# New joint experiment



## Daren (Oct 14, 2006)

I am not totally satisfied with the result (error on my part), but I tried something new today. I am going to start using this doweled miter now that I have the bugs worked out.

I was going to make a rounded lidded box, but since I was not perfectly happy with the results I quit here and will try again when I have time. I started with 4/4 stock to give me some meat to shape and made a small box with mitered corners. I made a jig to hold the 4 side pieces on the drill press with the table on a 45 (you have to drill the dowel holes from the inside face, at least that is the only way I could figure to do it.)

That is where I goofed this one up...just because the numbers on the base say 45, don't be in a hurry and not check:wallbash:. It will open your miters.

Glue up as normal while driving the dowels in. I had planned from the beginning to sand the corners down and expose the dowels. I like the looks of a splined joint, but was going for a more rounded form and thought the dowels would fit better.

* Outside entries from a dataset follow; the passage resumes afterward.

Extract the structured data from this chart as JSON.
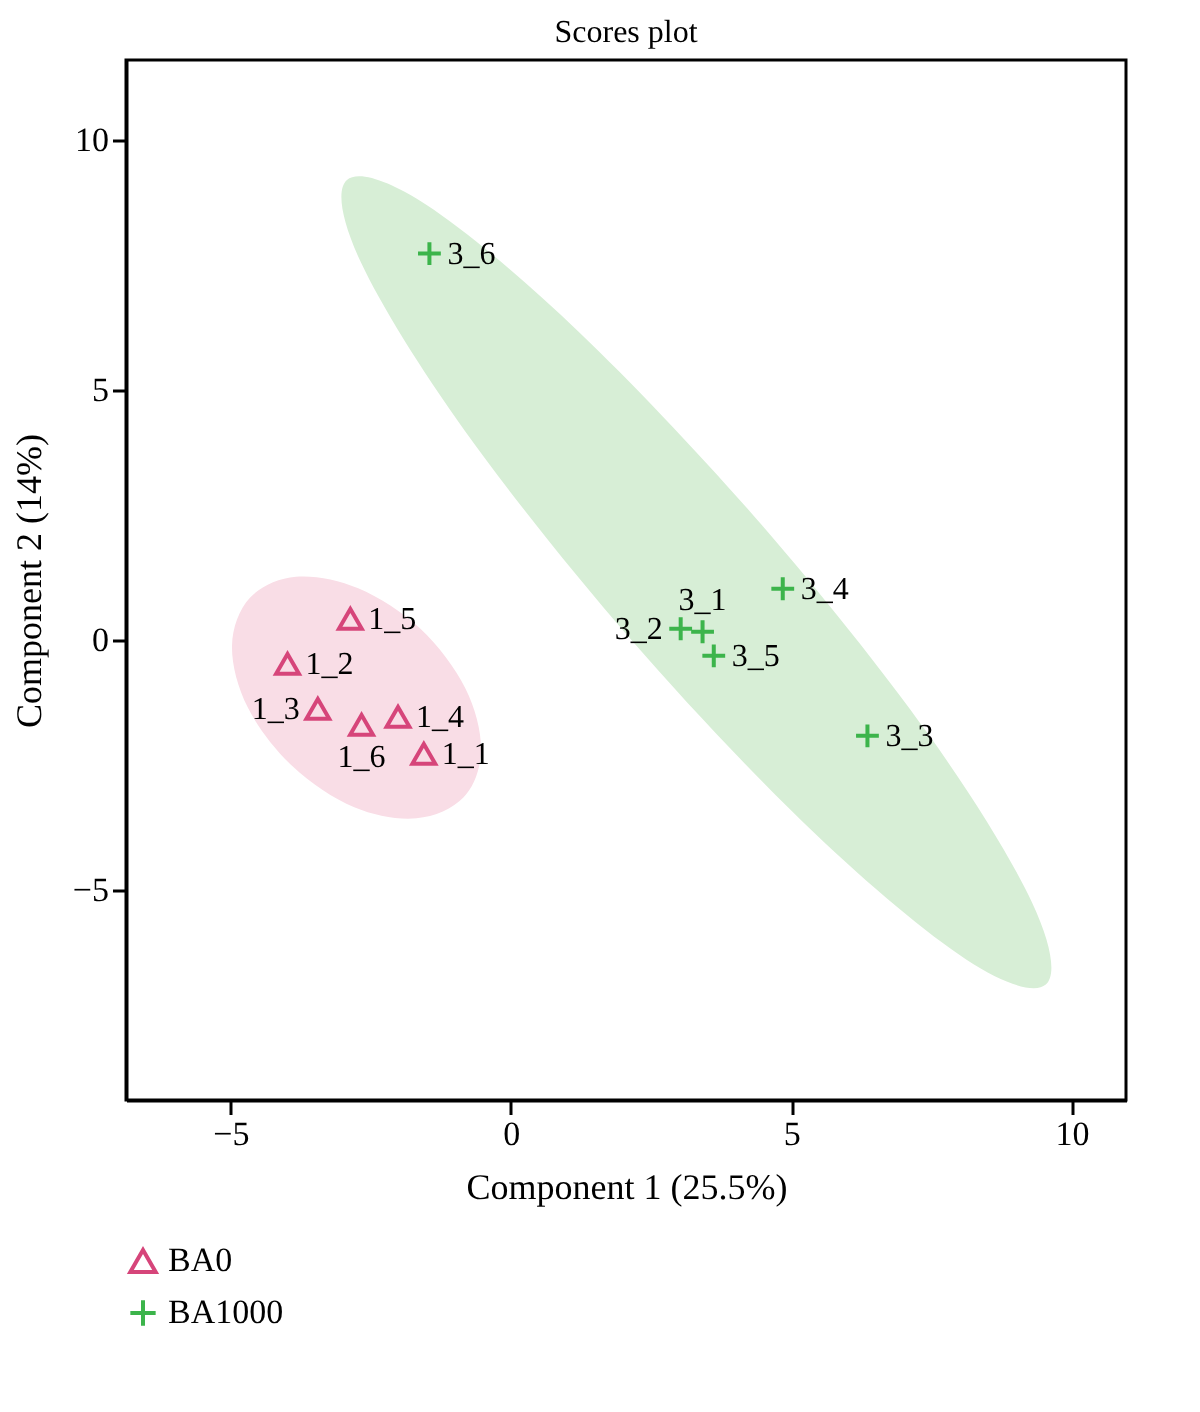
{
  "chart_data": {
    "type": "scatter",
    "title": "Scores plot",
    "xlabel": "Component 1 (25.5%)",
    "ylabel": "Component 2 (14%)",
    "xlim": [
      -6.86,
      10.97
    ],
    "ylim": [
      -9.19,
      11.6
    ],
    "xticks": [
      -5,
      0,
      5,
      10
    ],
    "yticks": [
      -5,
      0,
      5,
      10
    ],
    "legend": "bottom left",
    "series": [
      {
        "type": "area",
        "color": "#f9dde6",
        "x": [
          -0.84,
          -0.53,
          -0.81,
          -1.61,
          -2.72,
          -3.83,
          -4.65,
          -4.97,
          -4.69,
          -3.89,
          -2.79,
          -1.68
        ],
        "values": [
          -3.14,
          -2.19,
          -0.96,
          0.23,
          1.04,
          1.27,
          0.85,
          -0.11,
          -1.34,
          -2.52,
          -3.34,
          -3.56
        ]
      },
      {
        "type": "area",
        "color": "#d7eed6",
        "x": [
          9.54,
          9.29,
          7.44,
          4.48,
          1.21,
          -1.5,
          -2.92,
          -2.67,
          -0.82,
          2.14,
          5.41,
          8.12
        ],
        "values": [
          -6.88,
          -5.23,
          -1.87,
          2.3,
          6.17,
          8.7,
          9.2,
          7.55,
          4.19,
          0.02,
          -3.85,
          -6.38
        ]
      },
      {
        "name": "BA0",
        "marker": "triangle",
        "color": "#d6457a",
        "x": [
          -1.55,
          -3.98,
          -3.44,
          -2.01,
          -2.86,
          -2.66
        ],
        "values": [
          -2.27,
          -0.47,
          -1.37,
          -1.53,
          0.43,
          -1.69
        ],
        "value_labels": [
          "1_1",
          "1_2",
          "1_3",
          "1_4",
          "1_5",
          "1_6"
        ]
      },
      {
        "name": "BA1000",
        "marker": "cross",
        "color": "#3cb44b",
        "x": [
          3.42,
          3.03,
          6.36,
          4.85,
          3.62,
          -1.45
        ],
        "values": [
          0.17,
          0.23,
          -1.91,
          1.03,
          -0.31,
          7.73
        ],
        "value_labels": [
          "3_1",
          "3_2",
          "3_3",
          "3_4",
          "3_5",
          "3_6"
        ]
      }
    ]
  }
}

I will keep experimenting and make something pretty some day. This is good enough to keep loose screws or something in around the shop :huh:


----------



## TexasTimbers (Oct 17, 2006)

Hey that's kewl!


----------



## Messman (Sep 9, 2007)

It may not be the effect you were going for, but I would call that a happy accident then. It is a nice looking box. Someone would probably like to have it. I really like the effect you got from the dowles by the way.


----------



## Corndog (Apr 26, 2007)

I dig it!!!:thumbsup:


----------



## chubby190 (Sep 20, 2007)

That is pretty cool looking. I might have to try that out on a small box sometime


----------



## mdlbldrmatt135 (Dec 6, 2006)

Darn it............. Now I'll have to try it too................ off to the lathe to make some Wenge dowels..............


----------



## woodboxs (Aug 17, 2007)

Daren good looking box i like it . I might try that my self . Maybe i could make a jewlery box with that in it i am going to exsperiment my self.


----------